UFC lightweight star Paddy Pimblett is an absurd amount above his fight weight at the moment, and that fact is nothing out of the norm for one of the fastest-rising fighters in the sport.
“The Baddy” has taken the MMA world by storm over the last couple of years as his brash and bold personality has been put under the UFC spotlight. And love him or hate him, Pimblett has delivered in a major way as a member of the UFC roster. The Englishman has competed three times inside the fabled Octagon, has victories in each fight, and earned early finishes every time. With the last two coming by submission.

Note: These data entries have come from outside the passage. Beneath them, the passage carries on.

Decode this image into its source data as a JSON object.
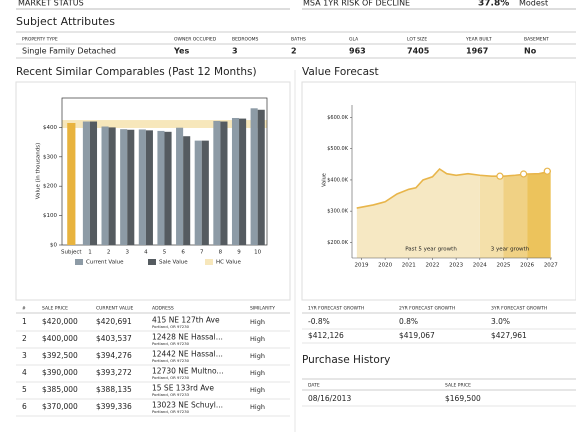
{
  "market_status": {
    "label": "MARKET STATUS",
    "risk_label": "MSA 1YR RISK OF DECLINE",
    "risk_value": "37.8%",
    "risk_level": "Modest"
  },
  "subject_attributes": {
    "title": "Subject Attributes",
    "headers": [
      "PROPERTY TYPE",
      "OWNER OCCUPIED",
      "BEDROOMS",
      "BATHS",
      "GLA",
      "LOT SIZE",
      "YEAR BUILT",
      "BASEMENT"
    ],
    "row": [
      "Single Family Detached",
      "Yes",
      "3",
      "2",
      "963",
      "7405",
      "1967",
      "No"
    ]
  },
  "comparables_chart": {
    "type": "bar",
    "title": "Recent Similar Comparables (Past 12 Months)",
    "y_label": "Value (in thousands)",
    "categories": [
      "Subject",
      "1",
      "2",
      "3",
      "4",
      "5",
      "6",
      "7",
      "8",
      "9",
      "10"
    ],
    "subject": {
      "value": 415,
      "color": "#e8b33e"
    },
    "series": [
      {
        "name": "Current Value",
        "color": "#8d9ba6",
        "values": [
          null,
          420,
          403,
          394,
          393,
          388,
          399,
          355,
          422,
          432,
          465
        ]
      },
      {
        "name": "Sale Value",
        "color": "#555b60",
        "values": [
          null,
          420,
          400,
          392,
          390,
          385,
          370,
          355,
          420,
          430,
          460
        ]
      },
      {
        "name": "HC Value",
        "color": "#f7e7bb",
        "range": [
          398,
          425
        ]
      }
    ],
    "ylim": [
      0,
      500
    ],
    "yticks": [
      {
        "value": 0,
        "label": "$0"
      },
      {
        "value": 100,
        "label": "$100"
      },
      {
        "value": 200,
        "label": "$200"
      },
      {
        "value": 300,
        "label": "$300"
      },
      {
        "value": 400,
        "label": "$400"
      }
    ]
  },
  "forecast_chart": {
    "type": "area",
    "title": "Value Forecast",
    "y_label": "Value",
    "color": "#e8b54a",
    "x": [
      2018.8,
      2019.5,
      2020,
      2020.5,
      2021,
      2021.3,
      2021.6,
      2022,
      2022.3,
      2022.6,
      2023,
      2023.5,
      2024,
      2024.5,
      2025,
      2025.5,
      2026,
      2026.5,
      2027
    ],
    "values": [
      310000,
      320000,
      330000,
      355000,
      370000,
      375000,
      400000,
      410000,
      435000,
      420000,
      415000,
      420000,
      415000,
      412000,
      412000,
      415000,
      419000,
      420000,
      428000
    ],
    "markers": {
      "x": [
        2024.85,
        2025.85,
        2026.85
      ],
      "values": [
        412126,
        419067,
        427961
      ]
    },
    "regions": [
      {
        "x": [
          2018.8,
          2024
        ],
        "color": "#f6e8c3"
      },
      {
        "x": [
          2024,
          2025
        ],
        "color": "#f4e0aa"
      },
      {
        "x": [
          2025,
          2026
        ],
        "color": "#f0d184"
      },
      {
        "x": [
          2026,
          2027
        ],
        "color": "#ecc35c"
      }
    ],
    "annotations": [
      "Past 5 year growth",
      "3 year growth"
    ],
    "xlim": [
      2018.6,
      2027.05
    ],
    "xticks": [
      2019,
      2020,
      2021,
      2022,
      2023,
      2024,
      2025,
      2026,
      2027
    ],
    "ylim": [
      150000,
      640000
    ],
    "yticks": [
      {
        "value": 200000,
        "label": "$200.0K"
      },
      {
        "value": 300000,
        "label": "$300.0K"
      },
      {
        "value": 400000,
        "label": "$400.0K"
      },
      {
        "value": 500000,
        "label": "$500.0K"
      },
      {
        "value": 600000,
        "label": "$600.0K"
      }
    ]
  },
  "comparables_table": {
    "headers": [
      "#",
      "SALE PRICE",
      "CURRENT VALUE",
      "ADDRESS",
      "SIMILARITY"
    ],
    "rows": [
      [
        "1",
        "$420,000",
        "$420,691",
        "415 NE 127th Ave",
        "Portland, OR 97230",
        "High"
      ],
      [
        "2",
        "$400,000",
        "$403,537",
        "12428 NE Hassal...",
        "Portland, OR 97230",
        "High"
      ],
      [
        "3",
        "$392,500",
        "$394,276",
        "12442 NE Hassal...",
        "Portland, OR 97230",
        "High"
      ],
      [
        "4",
        "$390,000",
        "$393,272",
        "12730 NE Multno...",
        "Portland, OR 97230",
        "High"
      ],
      [
        "5",
        "$385,000",
        "$388,135",
        "15 SE 133rd Ave",
        "Portland, OR 97233",
        "High"
      ],
      [
        "6",
        "$370,000",
        "$399,336",
        "13023 NE Schuyl...",
        "Portland, OR 97230",
        "High"
      ]
    ]
  },
  "forecast_table": {
    "headers": [
      "1YR FORECAST GROWTH",
      "2YR FORECAST GROWTH",
      "3YR FORECAST GROWTH"
    ],
    "rows": [
      [
        "-0.8%",
        "0.8%",
        "3.0%"
      ],
      [
        "$412,126",
        "$419,067",
        "$427,961"
      ]
    ]
  },
  "purchase_history": {
    "title": "Purchase History",
    "headers": [
      "DATE",
      "SALE PRICE"
    ],
    "rows": [
      [
        "08/16/2013",
        "$169,500"
      ]
    ]
  }
}
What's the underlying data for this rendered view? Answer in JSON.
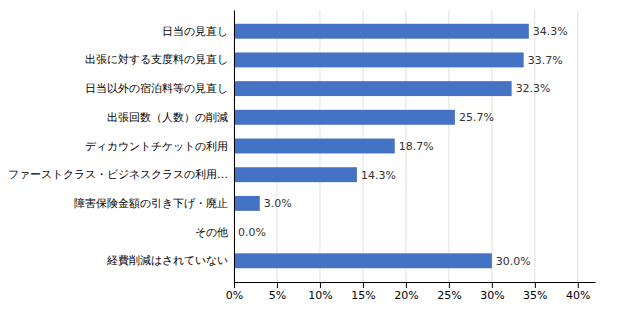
{
  "chart_data": {
    "type": "bar",
    "orientation": "horizontal",
    "categories": [
      "日当の見直し",
      "出張に対する支度料の見直し",
      "日当以外の宿泊料等の見直し",
      "出張回数（人数）の削減",
      "ディカウントチケットの利用",
      "ファーストクラス・ビジネスクラスの利用…",
      "障害保険金額の引き下げ・廃止",
      "その他",
      "経費削減はされていない"
    ],
    "values": [
      34.3,
      33.7,
      32.3,
      25.7,
      18.7,
      14.3,
      3.0,
      0.0,
      30.0
    ],
    "value_labels": [
      "34.3%",
      "33.7%",
      "32.3%",
      "25.7%",
      "18.7%",
      "14.3%",
      "3.0%",
      "0.0%",
      "30.0%"
    ],
    "data_labels": true,
    "color": "#4472C4",
    "xlim": [
      0,
      42
    ],
    "xticks": [
      {
        "value": 0,
        "label": "0%"
      },
      {
        "value": 5,
        "label": "5%"
      },
      {
        "value": 10,
        "label": "10%"
      },
      {
        "value": 15,
        "label": "15%"
      },
      {
        "value": 20,
        "label": "20%"
      },
      {
        "value": 25,
        "label": "25%"
      },
      {
        "value": 30,
        "label": "30%"
      },
      {
        "value": 35,
        "label": "35%"
      },
      {
        "value": 40,
        "label": "40%"
      }
    ],
    "grid": true
  }
}
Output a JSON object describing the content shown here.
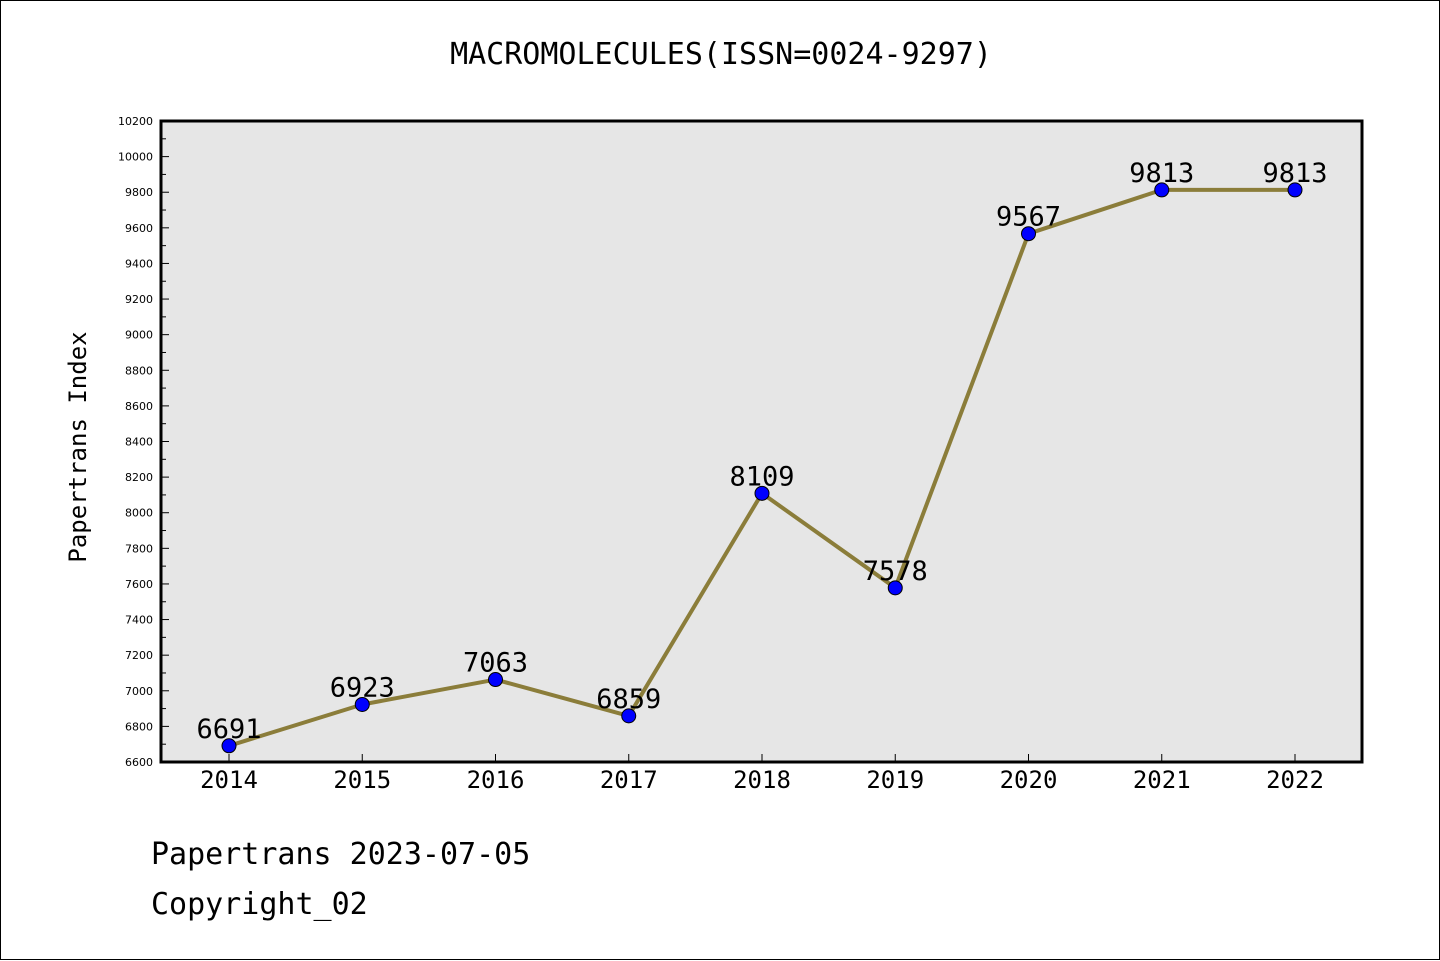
{
  "footer": {
    "date_text": "Papertrans 2023-07-05",
    "copyright_text": "Copyright_02"
  },
  "chart_data": {
    "type": "line",
    "title": "MACROMOLECULES(ISSN=0024-9297)",
    "xlabel": "",
    "ylabel": "Papertrans Index",
    "x": [
      "2014",
      "2015",
      "2016",
      "2017",
      "2018",
      "2019",
      "2020",
      "2021",
      "2022"
    ],
    "series": [
      {
        "values": [
          6691,
          6923,
          7063,
          6859,
          8109,
          7578,
          9567,
          9813,
          9813
        ]
      }
    ],
    "ylim": [
      6600,
      10200
    ],
    "yticks": [
      6600,
      6800,
      7000,
      7200,
      7400,
      7600,
      7800,
      8000,
      8200,
      8400,
      8600,
      8800,
      9000,
      9200,
      9400,
      9600,
      9800,
      10000,
      10200
    ],
    "data_labels": true,
    "grid": false,
    "line_color": "#8b7d3a",
    "marker_color": "#0000ff",
    "plot_background": "#e6e6e6"
  }
}
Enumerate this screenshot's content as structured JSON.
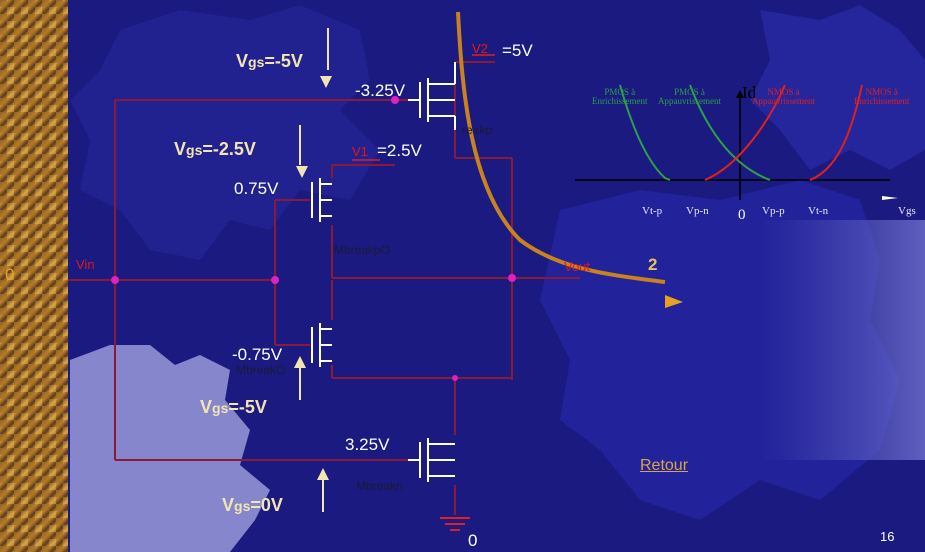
{
  "slide_number": "16",
  "retour_link": "Retour",
  "input_value": "0",
  "vin_label": "Vin",
  "vout_label": "Vout",
  "output_value": "2",
  "ground_value": "0",
  "transistors": {
    "top": {
      "name": "reakp",
      "gate_voltage": "-3.25V",
      "supply_node": "V2",
      "supply_value": "=5V"
    },
    "upper": {
      "name": "MbreakpO",
      "gate_voltage": "0.75V",
      "supply_node": "V1",
      "supply_value": "=2.5V"
    },
    "lower": {
      "name": "MbreakO",
      "gate_voltage": "-0.75V"
    },
    "bottom": {
      "name": "Mbreakn",
      "gate_voltage": "3.25V"
    }
  },
  "vgs_labels": {
    "prefix": "V",
    "sub": "gs",
    "top": "=-5V",
    "upper": "=-2.5V",
    "lower": "=-5V",
    "bottom": "=0V"
  },
  "inset_chart": {
    "y_axis_label": "Id",
    "x_axis_label": "Vgs",
    "origin_label": "0",
    "tick_labels": [
      "Vt-p",
      "Vp-n",
      "Vp-p",
      "Vt-n"
    ],
    "curves": [
      {
        "line1": "PMOS à",
        "line2": "Enrichissement",
        "color": "#2e9e4a"
      },
      {
        "line1": "PMOS à",
        "line2": "Appauvrissement",
        "color": "#2e9e4a"
      },
      {
        "line1": "NMOS à",
        "line2": "Appauvrissement",
        "color": "#e02020"
      },
      {
        "line1": "NMOS à",
        "line2": "Enrichissement",
        "color": "#e02020"
      }
    ]
  },
  "colors": {
    "background": "#1a1a80",
    "gear_dark": "#23239a",
    "gear_light": "#8a8ad0",
    "wire": "#8a1a3a",
    "junction": "#e020c0",
    "curve": "#c8821e",
    "label_cream": "#f2e6b0"
  }
}
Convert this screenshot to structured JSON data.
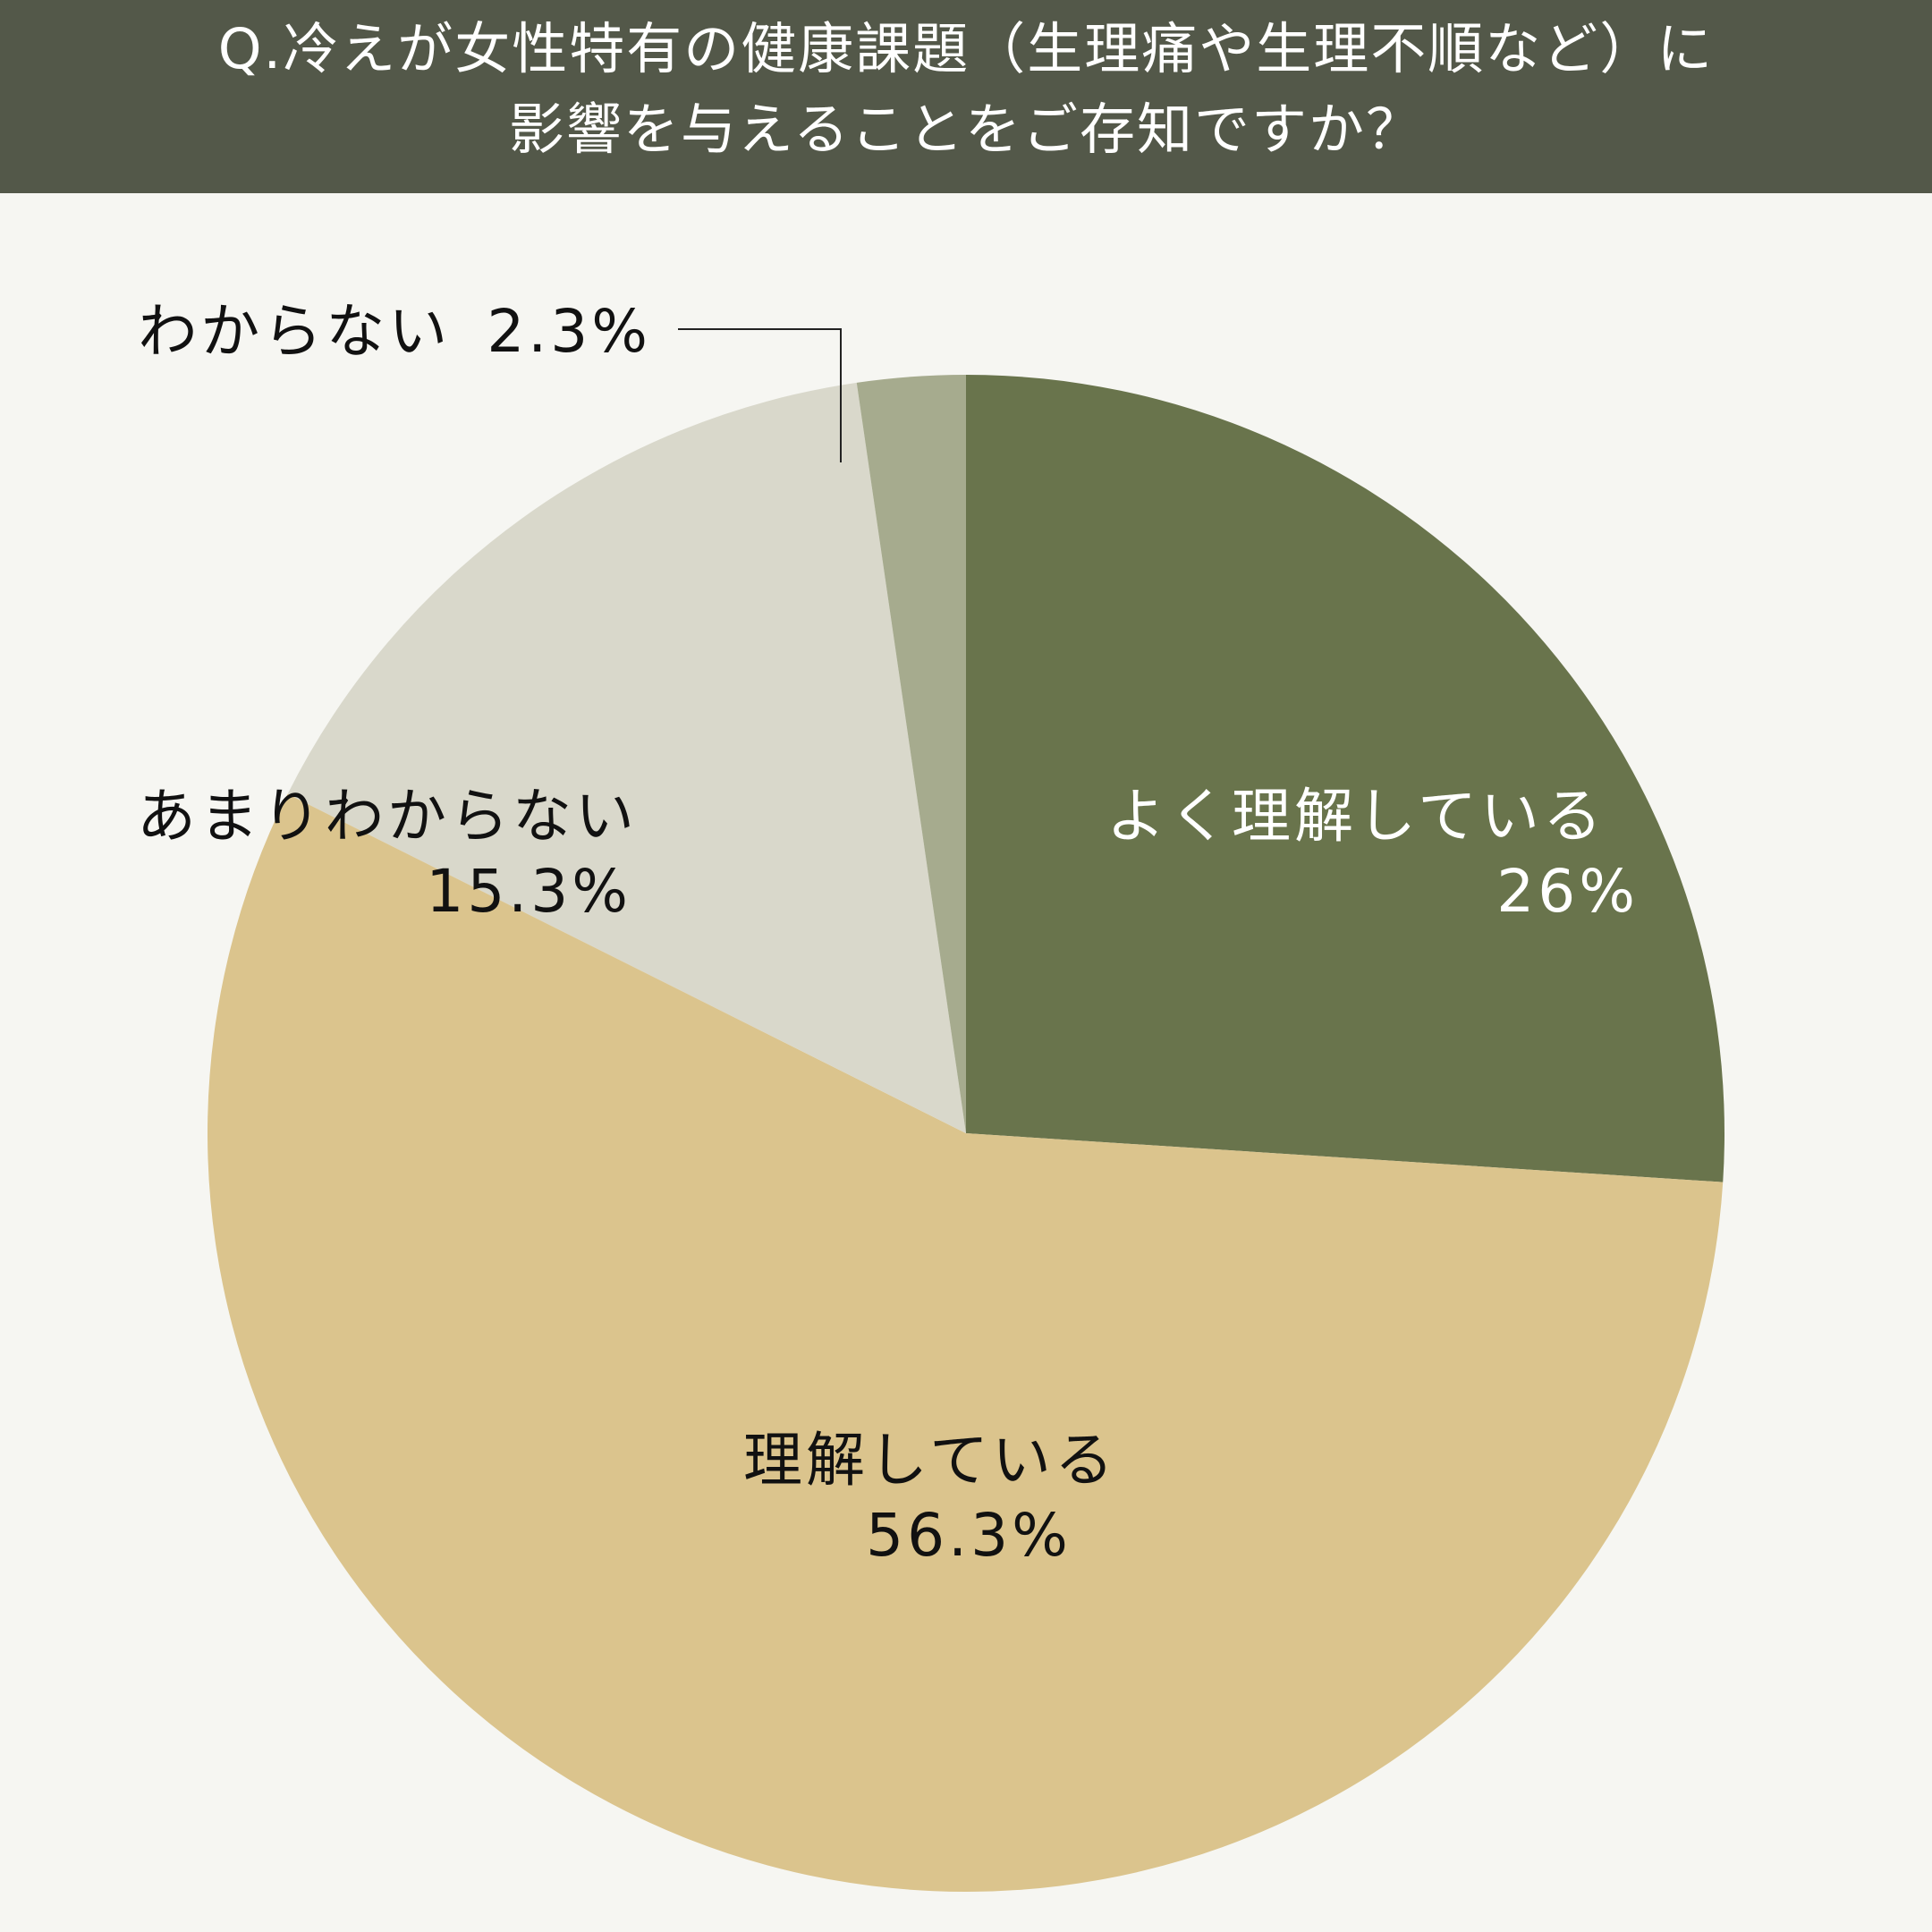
{
  "header": {
    "title_line1": "Q.冷えが女性特有の健康課題（生理痛や生理不順など）に",
    "title_line2": "影響を与えることをご存知ですか？"
  },
  "colors": {
    "header_bg": "#535849",
    "background": "#f6f6f2"
  },
  "chart_data": {
    "type": "pie",
    "title": "Q.冷えが女性特有の健康課題（生理痛や生理不順など）に影響を与えることをご存知ですか？",
    "start_angle_deg": 0,
    "direction": "clockwise",
    "slices": [
      {
        "label": "よく理解している",
        "value": 26,
        "value_label": "26%",
        "color": "#69744c",
        "text_color": "#ffffff"
      },
      {
        "label": "理解している",
        "value": 56.3,
        "value_label": "56.3%",
        "color": "#dbc48d",
        "text_color": "#111111"
      },
      {
        "label": "あまりわからない",
        "value": 15.3,
        "value_label": "15.3%",
        "color": "#d9d8cb",
        "text_color": "#111111"
      },
      {
        "label": "わからない",
        "value": 2.3,
        "value_label": "2.3%",
        "color": "#a6ab8e",
        "text_color": "#111111"
      }
    ]
  }
}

The fight game is a results-based business and Pimblett has delivered the goods. As a competitor currently on a five-fight win streak, it is understandable for the 27-year-old to indulge in the fruits of his labor. However, Pimblett has quickly built a reputation as an athlete who indulges a bit too much and often blows up in weight between fights.
During a Wednesday appearance on the Steve O’s Wild Ride podcast (yes, the cast member of MTV series Jackass), Pimblett took to the scales for the cameras and weighed in at a stunning 206 pounds. “The Baddy” normally competes at 156 pounds — which includes a non-title bout grace pound. This means the super prospect weighs 50-pounds more than the weight he would be when he hits the scales the morning before a fight. Just like he just did only a month ago for his UFC London submission win over Jordan Leavitt.
Why Paddy Pimblett’s weight gain is not good for him or the UFC
Fighters putting on a bunch of weight is not a shocking development in the cage fighting game. For example, former UFC light heavyweight champion Quinton “Rampage” Jackson often gained a great deal of weight in between bouts. He was also a great fighter who never reached his potential because of the lack of focus he had outside the cage. Paddy Pimblett is heading in a similar direction.
Weight-cutting is a major part of MMA and is often a key facet of fight camp. For some fighters, dropping pounds for their designated weight class is just a matter of cutting water weight, and the majority of that is done the week before the bout. However, for the athletes who put on too much weight from overindulging in delicious delights, the portion of fight camp dedicated to dropping those pounds ends up being more time-consuming than it should be.
Fighters grow and become better competitors when they put more minutes into sharpening their technical skills in the gym. However, if excess time is used to cut excess pounds then that is valuable hours lost and often means a fighter’s skills become a bit more stagnant. Which only helps opponents. Pimblett is hurting his chances of becoming an even bigger star in the sport by gaining so much weight after fights and not actually getting as much time as he needs to develop his skills.
- Paddy Pimblett record: 19-3 (6 knockouts, 9 submissions)
“The Baddy” could be setting himself up for a shocking defeat in the near future, just like Jackson had in his career by gaining excess lbs while out of fight camp.